El ser humano moderno, el ciudadano de una sociedad democrática, el empleado de un mundo capitalista… ¿no podría tomar ejemplo de este atleta? Como él, tiene que caminar en la cuerda floja entre la preservación de sus intereses personales, la resistencia a los ataques externos y la conciencia de necesidad de una prosperidad colectiva. Debe pensar en su carrera y al mismo tiempo en el éxito de la empresa, salvaguardando su propio bien, pero también el de la comunidad. El juego es difícil, peligroso pero apasionante. No hay táctica «correcta» para el éxito, solo obligación de comprometerse constantemente. En lugar de sorprendernos por las rarezas de nuestro mundo, deplorarlas, enfadarnos con los demás, compadecernos a nosotros mismos o querer controlarlo todo, deberíamos ser capaces de asumir nuestras debilidades, pasar por alto las incoherencias de los otros y aceptar la responsabilidad de acciones que escapan a nuestro control. Nuestra época está en crisis: la democracia agoniza en tanto que la información se difunde anárquicamente, desdibujando todos nuestros rumbos; mientras, el clima se descontrola y amenaza nuestra propia existencia.
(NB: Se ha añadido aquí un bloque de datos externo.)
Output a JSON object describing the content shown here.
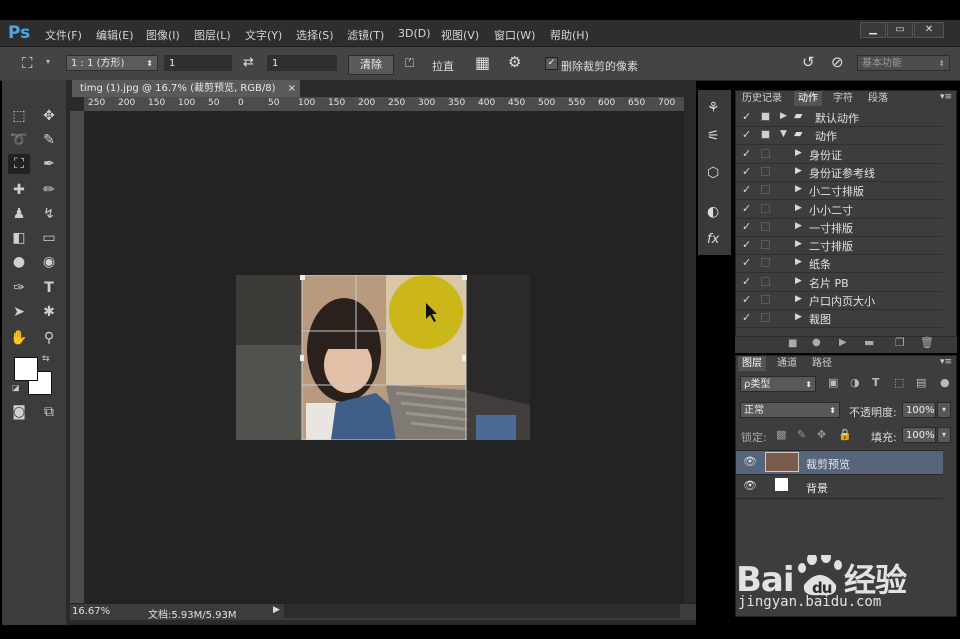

Ante estos tres grandes retos, ante la abrumadora necesidad de conciliar lo singular y lo universal, podemos lamentarnos, o incluso decidir cerrar los ojos. O bien podemos humildemente (pero resueltamente) meternos en la carrera, a nuestro nivel. Una prueba en la que no nos gobernará ningún capitán de ruta, sino nuestra voz interior. Dictará que nos impliquemos en la democracia no para el colectivo, sino para nosotros mismos y a nuestra manera. Nos ordenará emprender los caminos del conocimiento admitiendo, a la vez, que no sabemos nada. Por último, nos exigirá que protejamos la naturaleza no por el futuro, ni por los demás, sino porque una vida donde destruimos la vida es cosa insensata. Tres ciclistas atacan. ¿Conseguirán organizarse? ¿Se verán atrapados por el pelotón? El resultado es incierto. Apostamos que la carrera será hermosa.

⁸ Cita de la obra Le Cid (1636), escrita por Pierre Corneille. N. del T.